I am finding that above a certain data rate (around 750kbyte/sec) I start to see the userland video-writing app stalling for maybe half a second, about every 5 seconds. This is enough to cause the kernel driver to run out of buffers - and even if I could increase the number of buffers, the video data has to be synchronised (ideally within 40ms) with other things that are going on in real time. Between these 5 second "lag spikes", the writes complete well within 40ms (as far as the app is concerned - I appreciate they're buffered by the OS)

I think this lag spike is to do with the way Linux is flushing data out to disk - I note that pdflush is designed to wake up every 5s, my understanding is that this would be what does the writing. As soon as the stall is over the userland app is able to quickly service and write the backlog of buffers (that didn't overflow).

I think the device I'm writing to has reasonable ultimate throughput: copying a 15MB file from a memory fs and waiting for sync to complete (and the usb stick's light to stop flashing) gave me a write speed of around 2.7MBytes/sec.

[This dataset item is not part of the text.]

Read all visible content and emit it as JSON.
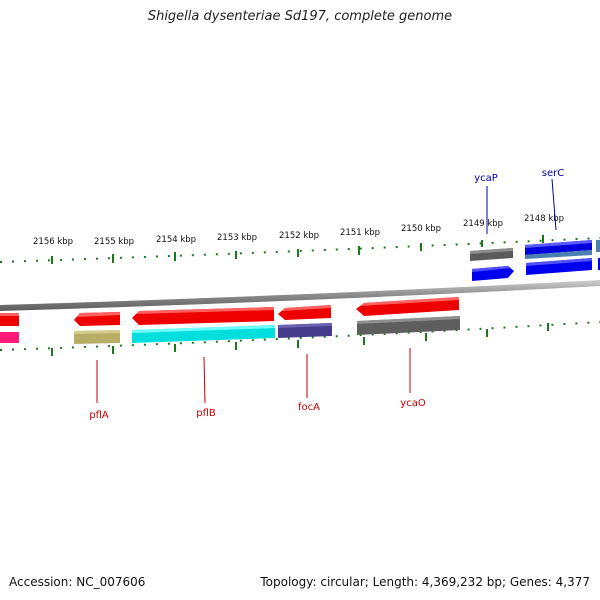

I'm looking for two kinds of clues:

  1. How can I stop the bursty writing from stalling my app - perhaps process priorities, realtime patches, or tuning the filesystem code to write continuously rather than burstily?

  2. How can I make my app(s) aware of what is going on with the filesystem in terms of write backlog and throughput to the card/stick? I have the ability to change the video bitrate in the hardware codec on the fly which would be much better than dropping frames, or imposing an artificial cap on maximum allowed bitrate.

Some more info: this is a 200MHz ARM9 currently running a Montavista 2.6.10-based kernel.

Updates:

  • Mounting the filesystem SYNC causes throughput to be much too poor.
  • The removable media is FAT/FAT32 formatted and must be as the purpose of the design is that the media can be plugged into any Windows PC and read.
  • Regularly calling sync() or fsync() say, every second causes regular stalls and unacceptably poor throughput
  • I am using write() and open(O_WRONLY | O_CREAT | O_TRUNC) rather than fopen() etc.
  • I can't immediately find anything online about the mentioned "Linux realtime filesystems". Links?

I hope this makes sense. First embedded Linux question on stackoverflow? :)


Solution

  • For the record, there turned out to be two main aspects that seem to have eliminated the problem in all but the most extreme cases. This system is still in development and hasn't been thoroughly torture-tested yet but is working fairly well (touch wood).

    The big win came from making the userland writer app multi-threaded. It is the calls to write() that block sometimes: other processes and threads still run. So long as I have a thread servicing the device driver and updating frame counts and other data to sychronise with other apps that are running, the data can be buffered and written out a few seconds later without breaking any deadlines. I tried a simple ping-pong double buffer first but that wasn't enough; small buffers would be overwhelmed and big ones just caused bigger pauses while the filesystem digested the writes. A pool of 10 1MB buffers queued between threads is working well now.

    The other aspect is keeping an eye on ultimate write throughput to physical media. For this I am keeping an eye on the stat Dirty: reported by /proc/meminfo. I have some rough and ready code to throttle the encoder if Dirty: climbs above a certain threshold, seems to vaguely work. More testing and tuning needed later. Fortunately I have lots of RAM (128M) to play with giving me a few seconds to see my backlog building up and throttle down smoothly.

    I'll try to remember to pop back and update this answer if I find I need to do anything else to deal with this issue. Thanks to the other answerers.